Curtis Richardson of Duke University and Najah Hussain of the University of Basra in Iraq have conducted the first ecological survey of the restored marshes. By September of last year, 39 percent of the original marshland was again underwater according to satellite photos. The natural rivers of grass had returned to these fragmented marshes and the scientists chose four to monitor: Al-Hawizeh (the only remaining natural marsh), Al-Hammar, Abu Zarag and Suq Al-Shuyukh. They found that by a host of measures, ranging from water quality to wildlife the marshes were returning to health.

Helped by increased snowmelt from the mountains of bordering Turkey and Iran, the reflooded marshes avoided high levels of toxins, heavy metals and other releases from the dry soil. As a result, vegetation is expanding to cover an additional 800 square kilometers per year. With vegetation, fish, crustaceans and other water creatures have returned, though not to historic levels. And bird species not seen in decades--such as the highly threatened Iraq babbler--have reappeared, part of a total of 74 returned birds.

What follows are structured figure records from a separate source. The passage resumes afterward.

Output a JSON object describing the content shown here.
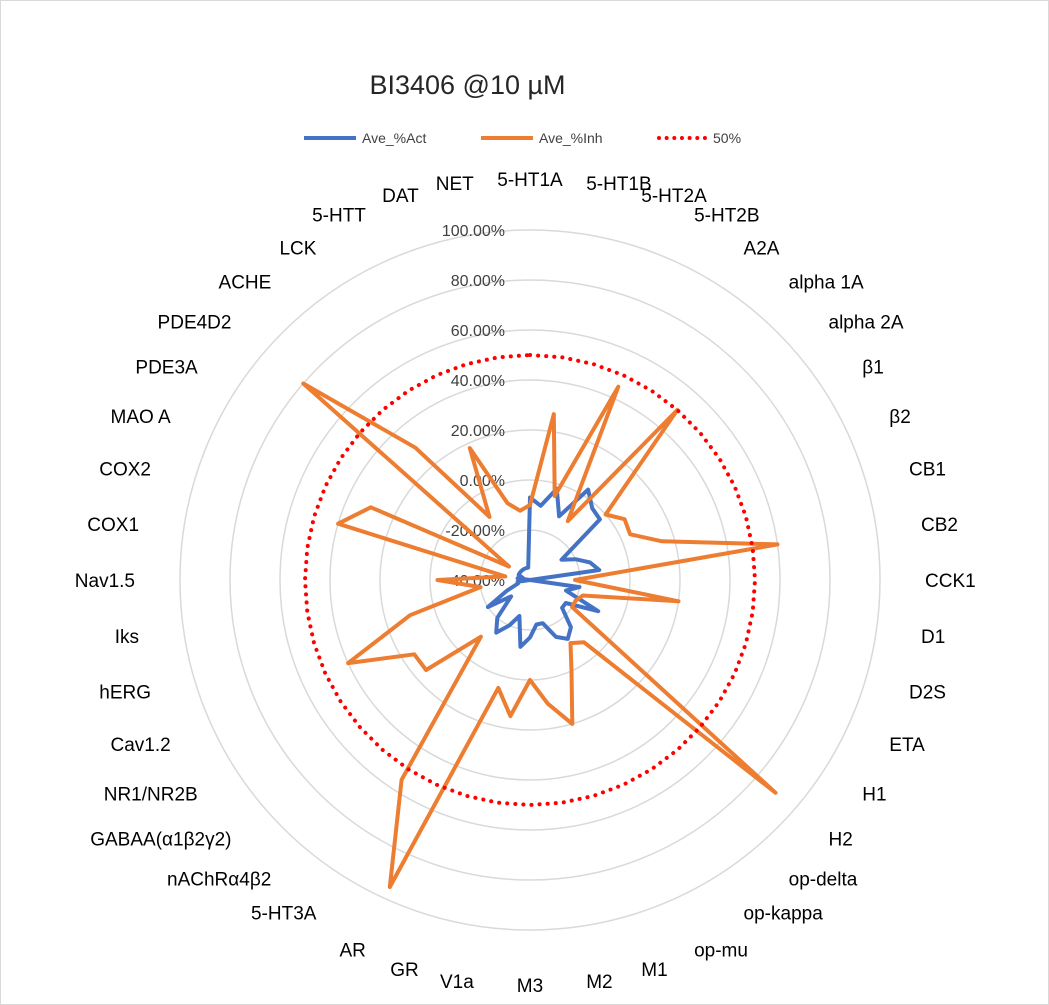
{
  "chart_data": {
    "type": "radar",
    "title": "BI3406 @10 µM",
    "categories": [
      "5-HT1A",
      "5-HT1B",
      "5-HT2A",
      "5-HT2B",
      "A2A",
      "alpha 1A",
      "alpha 2A",
      "β1",
      "β2",
      "CB1",
      "CB2",
      "CCK1",
      "D1",
      "D2S",
      "ETA",
      "H1",
      "H2",
      "op-delta",
      "op-kappa",
      "op-mu",
      "M1",
      "M2",
      "M3",
      "V1a",
      "GR",
      "AR",
      "5-HT3A",
      "nAChRα4β2",
      "GABAA(α1β2γ2)",
      "NR1/NR2B",
      "Cav1.2",
      "hERG",
      "Iks",
      "Nav1.5",
      "COX1",
      "COX2",
      "MAO A",
      "PDE3A",
      "PDE4D2",
      "ACHE",
      "LCK",
      "5-HTT",
      "DAT",
      "NET"
    ],
    "ticks": [
      "-40.00%",
      "-20.00%",
      "0.00%",
      "20.00%",
      "40.00%",
      "60.00%",
      "80.00%",
      "100.00%"
    ],
    "rmin": -40,
    "rmax": 100,
    "tick_step": 20,
    "legend_position": "top",
    "series": [
      {
        "name": "Ave_%Act",
        "color": "#4472c4",
        "values": [
          -7,
          -10,
          -2,
          -12,
          3,
          -2,
          -3,
          -25,
          -20,
          -15,
          -12,
          -40,
          -20,
          -25,
          -10,
          -23,
          -23,
          -15,
          -12,
          -15,
          -22,
          -22,
          -17,
          -13,
          -25,
          -20,
          -15,
          -20,
          -30,
          -20,
          -30,
          -35,
          -35,
          -40,
          -35,
          -37,
          -35,
          -35,
          -35,
          -35,
          -35,
          -35,
          -35,
          -35
        ]
      },
      {
        "name": "Ave_%Inh",
        "color": "#ed7d31",
        "values": [
          -10,
          27,
          -5,
          45,
          -12,
          50,
          0,
          5,
          4,
          15,
          60,
          -22,
          20,
          -18,
          -20,
          -20,
          90,
          -7,
          -10,
          0,
          20,
          10,
          0,
          15,
          5,
          95,
          55,
          -10,
          15,
          15,
          40,
          10,
          -20,
          -3,
          -30,
          40,
          30,
          -30,
          80,
          30,
          -10,
          18,
          -8,
          -12
        ]
      },
      {
        "name": "50%",
        "color": "#ff0000",
        "values": [
          50,
          50,
          50,
          50,
          50,
          50,
          50,
          50,
          50,
          50,
          50,
          50,
          50,
          50,
          50,
          50,
          50,
          50,
          50,
          50,
          50,
          50,
          50,
          50,
          50,
          50,
          50,
          50,
          50,
          50,
          50,
          50,
          50,
          50,
          50,
          50,
          50,
          50,
          50,
          50,
          50,
          50,
          50,
          50
        ]
      }
    ]
  }
}
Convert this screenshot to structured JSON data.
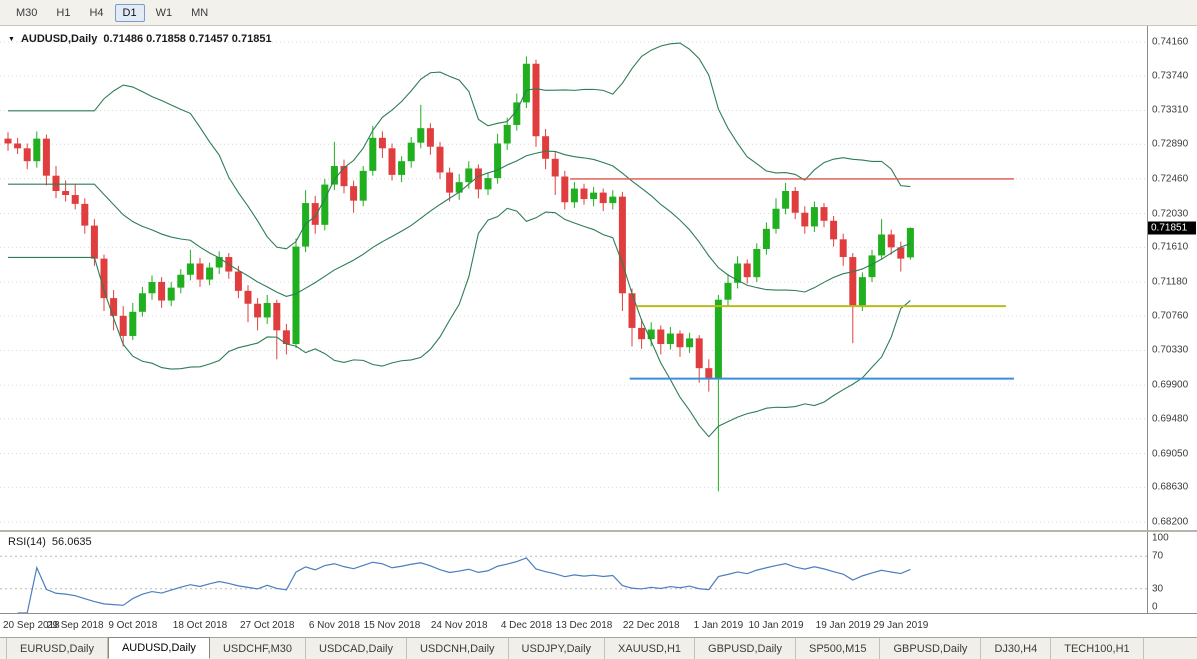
{
  "icons": {
    "symbol_dropdown": "▼"
  },
  "toolbar": {
    "timeframes": [
      {
        "label": "M30",
        "selected": false
      },
      {
        "label": "H1",
        "selected": false
      },
      {
        "label": "H4",
        "selected": false
      },
      {
        "label": "D1",
        "selected": true
      },
      {
        "label": "W1",
        "selected": false
      },
      {
        "label": "MN",
        "selected": false
      }
    ]
  },
  "chart_data": {
    "type": "candlestick",
    "symbol": "AUDUSD",
    "timeframe": "Daily",
    "title": "AUDUSD,Daily",
    "ohlc_text": "0.71486 0.71858 0.71457 0.71851",
    "ohlc_display": {
      "open": "0.71486",
      "high": "0.71858",
      "low": "0.71457",
      "close": "0.71851"
    },
    "price_axis": {
      "top": 0.7416,
      "bottom": 0.682,
      "last_price": "0.71851",
      "ticks": [
        "0.74160",
        "0.73740",
        "0.73310",
        "0.72890",
        "0.72460",
        "0.72030",
        "0.71610",
        "0.71180",
        "0.70760",
        "0.70330",
        "0.69900",
        "0.69480",
        "0.69050",
        "0.68630",
        "0.68200"
      ]
    },
    "time_ticks": [
      {
        "label": "20 Sep 2018",
        "bar": 0
      },
      {
        "label": "29 Sep 2018",
        "bar": 7
      },
      {
        "label": "9 Oct 2018",
        "bar": 13
      },
      {
        "label": "18 Oct 2018",
        "bar": 20
      },
      {
        "label": "27 Oct 2018",
        "bar": 27
      },
      {
        "label": "6 Nov 2018",
        "bar": 34
      },
      {
        "label": "15 Nov 2018",
        "bar": 40
      },
      {
        "label": "24 Nov 2018",
        "bar": 47
      },
      {
        "label": "4 Dec 2018",
        "bar": 54
      },
      {
        "label": "13 Dec 2018",
        "bar": 60
      },
      {
        "label": "22 Dec 2018",
        "bar": 67
      },
      {
        "label": "1 Jan 2019",
        "bar": 74
      },
      {
        "label": "10 Jan 2019",
        "bar": 80
      },
      {
        "label": "19 Jan 2019",
        "bar": 87
      },
      {
        "label": "29 Jan 2019",
        "bar": 93
      }
    ],
    "candles": [
      [
        0.7296,
        0.7304,
        0.7281,
        0.729
      ],
      [
        0.729,
        0.7297,
        0.7277,
        0.7284
      ],
      [
        0.7284,
        0.729,
        0.7258,
        0.7268
      ],
      [
        0.7268,
        0.7305,
        0.726,
        0.7296
      ],
      [
        0.7296,
        0.7301,
        0.7238,
        0.725
      ],
      [
        0.725,
        0.7262,
        0.7222,
        0.7231
      ],
      [
        0.7231,
        0.7244,
        0.7218,
        0.7226
      ],
      [
        0.7226,
        0.724,
        0.7208,
        0.7215
      ],
      [
        0.7215,
        0.7222,
        0.7178,
        0.7188
      ],
      [
        0.7188,
        0.7196,
        0.7138,
        0.7147
      ],
      [
        0.7147,
        0.7152,
        0.7082,
        0.7098
      ],
      [
        0.7098,
        0.7108,
        0.7058,
        0.7076
      ],
      [
        0.7076,
        0.7088,
        0.7038,
        0.7051
      ],
      [
        0.7051,
        0.7092,
        0.7046,
        0.7081
      ],
      [
        0.7081,
        0.7112,
        0.7075,
        0.7104
      ],
      [
        0.7104,
        0.7126,
        0.7096,
        0.7118
      ],
      [
        0.7118,
        0.7124,
        0.7086,
        0.7095
      ],
      [
        0.7095,
        0.7118,
        0.7088,
        0.7111
      ],
      [
        0.7111,
        0.7134,
        0.7104,
        0.7127
      ],
      [
        0.7127,
        0.7158,
        0.712,
        0.7141
      ],
      [
        0.7141,
        0.7148,
        0.7112,
        0.7121
      ],
      [
        0.7121,
        0.7142,
        0.7114,
        0.7136
      ],
      [
        0.7136,
        0.7156,
        0.7128,
        0.7149
      ],
      [
        0.7149,
        0.7154,
        0.7122,
        0.7131
      ],
      [
        0.7131,
        0.7138,
        0.7098,
        0.7107
      ],
      [
        0.7107,
        0.7114,
        0.7068,
        0.7091
      ],
      [
        0.7091,
        0.7098,
        0.7058,
        0.7074
      ],
      [
        0.7074,
        0.7102,
        0.7066,
        0.7092
      ],
      [
        0.7092,
        0.7096,
        0.7022,
        0.7058
      ],
      [
        0.7058,
        0.7066,
        0.7028,
        0.7041
      ],
      [
        0.7041,
        0.7172,
        0.7036,
        0.7162
      ],
      [
        0.7162,
        0.7232,
        0.7155,
        0.7216
      ],
      [
        0.7216,
        0.7225,
        0.7178,
        0.7189
      ],
      [
        0.7189,
        0.7246,
        0.7182,
        0.7239
      ],
      [
        0.7239,
        0.7292,
        0.7232,
        0.7262
      ],
      [
        0.7262,
        0.727,
        0.7228,
        0.7237
      ],
      [
        0.7237,
        0.7244,
        0.7204,
        0.7219
      ],
      [
        0.7219,
        0.7262,
        0.7212,
        0.7256
      ],
      [
        0.7256,
        0.7312,
        0.725,
        0.7297
      ],
      [
        0.7297,
        0.7305,
        0.7272,
        0.7284
      ],
      [
        0.7284,
        0.729,
        0.7244,
        0.7251
      ],
      [
        0.7251,
        0.7274,
        0.7242,
        0.7268
      ],
      [
        0.7268,
        0.7298,
        0.726,
        0.7291
      ],
      [
        0.7291,
        0.7338,
        0.7284,
        0.7309
      ],
      [
        0.7309,
        0.7315,
        0.7276,
        0.7286
      ],
      [
        0.7286,
        0.7292,
        0.7246,
        0.7254
      ],
      [
        0.7254,
        0.726,
        0.7218,
        0.7229
      ],
      [
        0.7229,
        0.7252,
        0.722,
        0.7242
      ],
      [
        0.7242,
        0.7268,
        0.7234,
        0.7259
      ],
      [
        0.7259,
        0.7264,
        0.7222,
        0.7233
      ],
      [
        0.7233,
        0.7254,
        0.7226,
        0.7247
      ],
      [
        0.7247,
        0.7302,
        0.724,
        0.729
      ],
      [
        0.729,
        0.7322,
        0.7282,
        0.7313
      ],
      [
        0.7313,
        0.7352,
        0.7306,
        0.7341
      ],
      [
        0.7341,
        0.7398,
        0.7334,
        0.7389
      ],
      [
        0.7389,
        0.7394,
        0.7286,
        0.7299
      ],
      [
        0.7299,
        0.7308,
        0.7258,
        0.7271
      ],
      [
        0.7271,
        0.728,
        0.7226,
        0.7249
      ],
      [
        0.7249,
        0.7256,
        0.7208,
        0.7217
      ],
      [
        0.7217,
        0.7242,
        0.721,
        0.7234
      ],
      [
        0.7234,
        0.724,
        0.7214,
        0.7221
      ],
      [
        0.7221,
        0.7236,
        0.7212,
        0.7229
      ],
      [
        0.7229,
        0.7234,
        0.7206,
        0.7216
      ],
      [
        0.7216,
        0.7232,
        0.7208,
        0.7224
      ],
      [
        0.7224,
        0.723,
        0.7082,
        0.7104
      ],
      [
        0.7104,
        0.711,
        0.7038,
        0.7061
      ],
      [
        0.7061,
        0.7072,
        0.7035,
        0.7047
      ],
      [
        0.7047,
        0.7068,
        0.7038,
        0.7059
      ],
      [
        0.7059,
        0.7064,
        0.7028,
        0.7041
      ],
      [
        0.7041,
        0.7062,
        0.7034,
        0.7054
      ],
      [
        0.7054,
        0.7058,
        0.7025,
        0.7037
      ],
      [
        0.7037,
        0.7055,
        0.703,
        0.7048
      ],
      [
        0.7048,
        0.7052,
        0.6993,
        0.7011
      ],
      [
        0.7011,
        0.7022,
        0.6982,
        0.6998
      ],
      [
        0.6998,
        0.7102,
        0.6858,
        0.7096
      ],
      [
        0.7096,
        0.7128,
        0.7088,
        0.7117
      ],
      [
        0.7117,
        0.715,
        0.711,
        0.7141
      ],
      [
        0.7141,
        0.7146,
        0.7116,
        0.7124
      ],
      [
        0.7124,
        0.7166,
        0.7118,
        0.7159
      ],
      [
        0.7159,
        0.7192,
        0.7152,
        0.7184
      ],
      [
        0.7184,
        0.7222,
        0.7178,
        0.7209
      ],
      [
        0.7209,
        0.7241,
        0.7202,
        0.7231
      ],
      [
        0.7231,
        0.7236,
        0.7196,
        0.7204
      ],
      [
        0.7204,
        0.7212,
        0.7178,
        0.7187
      ],
      [
        0.7187,
        0.7218,
        0.718,
        0.7211
      ],
      [
        0.7211,
        0.7216,
        0.7186,
        0.7194
      ],
      [
        0.7194,
        0.72,
        0.7162,
        0.7171
      ],
      [
        0.7171,
        0.7178,
        0.7138,
        0.7149
      ],
      [
        0.7149,
        0.7154,
        0.7042,
        0.7089
      ],
      [
        0.7089,
        0.713,
        0.7082,
        0.7124
      ],
      [
        0.7124,
        0.7158,
        0.7118,
        0.7151
      ],
      [
        0.7151,
        0.7196,
        0.7146,
        0.7177
      ],
      [
        0.7177,
        0.7183,
        0.7152,
        0.7161
      ],
      [
        0.7161,
        0.7168,
        0.7131,
        0.7147
      ],
      [
        0.71486,
        0.71858,
        0.71457,
        0.71851
      ]
    ],
    "bollinger": {
      "period": 20,
      "deviation": 2,
      "color": "#2e7d55"
    },
    "hlines": [
      {
        "name": "resistance-line-red",
        "price": 0.7246,
        "color": "#de5248",
        "width": 1.4,
        "x1f": 0.497,
        "x2f": 0.884
      },
      {
        "name": "support-line-olive",
        "price": 0.7088,
        "color": "#b6bc1c",
        "width": 2.0,
        "x1f": 0.555,
        "x2f": 0.877
      },
      {
        "name": "support-line-blue",
        "price": 0.6998,
        "color": "#3b8ede",
        "width": 2.0,
        "x1f": 0.549,
        "x2f": 0.884
      }
    ],
    "rsi": {
      "label": "RSI(14)",
      "value": "56.0635",
      "period": 14,
      "color": "#4a7ebf",
      "ticks": [
        "100",
        "70",
        "30",
        "0"
      ],
      "levels": [
        70,
        30
      ]
    },
    "colors": {
      "up": "#1faf1f",
      "down": "#e03e3e",
      "grid": "#d8d8d8",
      "badge_bg": "#000000",
      "badge_text": "#ffffff"
    }
  },
  "tabs": [
    {
      "label": "EURUSD,Daily",
      "selected": false
    },
    {
      "label": "AUDUSD,Daily",
      "selected": true
    },
    {
      "label": "USDCHF,M30",
      "selected": false
    },
    {
      "label": "USDCAD,Daily",
      "selected": false
    },
    {
      "label": "USDCNH,Daily",
      "selected": false
    },
    {
      "label": "USDJPY,Daily",
      "selected": false
    },
    {
      "label": "XAUUSD,H1",
      "selected": false
    },
    {
      "label": "GBPUSD,Daily",
      "selected": false
    },
    {
      "label": "SP500,M15",
      "selected": false
    },
    {
      "label": "GBPUSD,Daily",
      "selected": false
    },
    {
      "label": "DJ30,H4",
      "selected": false
    },
    {
      "label": "TECH100,H1",
      "selected": false
    }
  ]
}
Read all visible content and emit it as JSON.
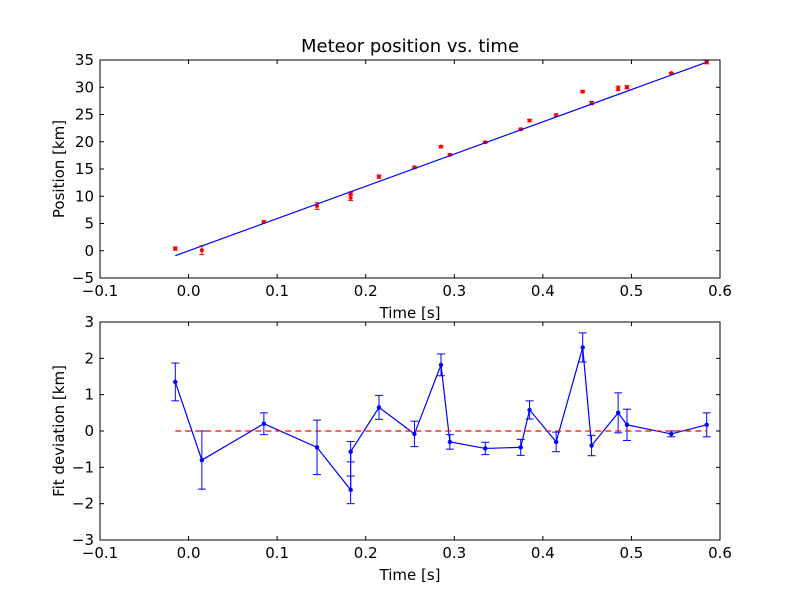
{
  "chart_data": [
    {
      "type": "scatter",
      "title": "Meteor position vs. time",
      "xlabel": "Time [s]",
      "ylabel": "Position [km]",
      "xlim": [
        -0.1,
        0.6
      ],
      "ylim": [
        -5,
        35
      ],
      "xticks": [
        "−0.1",
        "0.0",
        "0.1",
        "0.2",
        "0.3",
        "0.4",
        "0.5",
        "0.6"
      ],
      "yticks": [
        "−5",
        "0",
        "5",
        "10",
        "15",
        "20",
        "25",
        "30",
        "35"
      ],
      "grid": false,
      "series": [
        {
          "kind": "errorbar-points",
          "color": "#ff0000",
          "x": [
            -0.015,
            0.015,
            0.085,
            0.145,
            0.183,
            0.183,
            0.215,
            0.255,
            0.285,
            0.295,
            0.335,
            0.375,
            0.385,
            0.415,
            0.445,
            0.455,
            0.485,
            0.495,
            0.545,
            0.585
          ],
          "y": [
            0.4,
            0.1,
            5.3,
            8.2,
            9.7,
            10.5,
            13.6,
            15.3,
            19.1,
            17.6,
            19.9,
            22.3,
            23.9,
            24.9,
            29.2,
            27.1,
            29.8,
            30.0,
            32.6,
            34.6
          ],
          "err": [
            0.3,
            0.8,
            0.2,
            0.6,
            0.5,
            0.3,
            0.3,
            0.2,
            0.2,
            0.2,
            0.1,
            0.2,
            0.2,
            0.2,
            0.2,
            0.3,
            0.4,
            0.3,
            0.1,
            0.3
          ]
        },
        {
          "kind": "line",
          "color": "#0000ff",
          "x": [
            -0.015,
            0.585
          ],
          "y": [
            -0.9,
            34.6
          ]
        }
      ]
    },
    {
      "type": "line",
      "title": "",
      "xlabel": "Time [s]",
      "ylabel": "Fit deviation [km]",
      "xlim": [
        -0.1,
        0.6
      ],
      "ylim": [
        -3,
        3
      ],
      "xticks": [
        "−0.1",
        "0.0",
        "0.1",
        "0.2",
        "0.3",
        "0.4",
        "0.5",
        "0.6"
      ],
      "yticks": [
        "−3",
        "−2",
        "−1",
        "0",
        "1",
        "2",
        "3"
      ],
      "grid": false,
      "series": [
        {
          "kind": "errorbar-line",
          "color": "#0000ff",
          "x": [
            -0.015,
            0.015,
            0.085,
            0.145,
            0.183,
            0.183,
            0.215,
            0.255,
            0.285,
            0.295,
            0.335,
            0.375,
            0.385,
            0.415,
            0.445,
            0.455,
            0.485,
            0.495,
            0.545,
            0.585
          ],
          "y": [
            1.35,
            -0.8,
            0.2,
            -0.45,
            -1.62,
            -0.57,
            0.65,
            -0.08,
            1.82,
            -0.3,
            -0.48,
            -0.45,
            0.58,
            -0.3,
            2.3,
            -0.4,
            0.5,
            0.17,
            -0.08,
            0.17
          ],
          "err": [
            0.52,
            0.8,
            0.3,
            0.75,
            0.38,
            0.28,
            0.33,
            0.35,
            0.3,
            0.2,
            0.17,
            0.22,
            0.25,
            0.27,
            0.4,
            0.28,
            0.55,
            0.43,
            0.08,
            0.33
          ]
        },
        {
          "kind": "dashed-line",
          "color": "#ff0000",
          "x": [
            -0.015,
            0.585
          ],
          "y": [
            0,
            0
          ]
        }
      ]
    }
  ]
}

This miracle's long-term viability is threatened, however, by increasing competition for the water itself. "In drought years, that is when the real crunch will come," Richardson notes. "They key is the water has to flow, it continually has to flush the system." With dammed irrigation projects in Turkey, Syria and Iran as well as increasing demands from Iraqi farmers, the marshes that cradled human civilization may get short shrift. "When Mother Nature was running it, the marshes used to get it all," Richardson adds. "My hope is that agriculture will work with the restoration effort and recycle some of that water." The ecosystem report appears in the current issue of BioScience.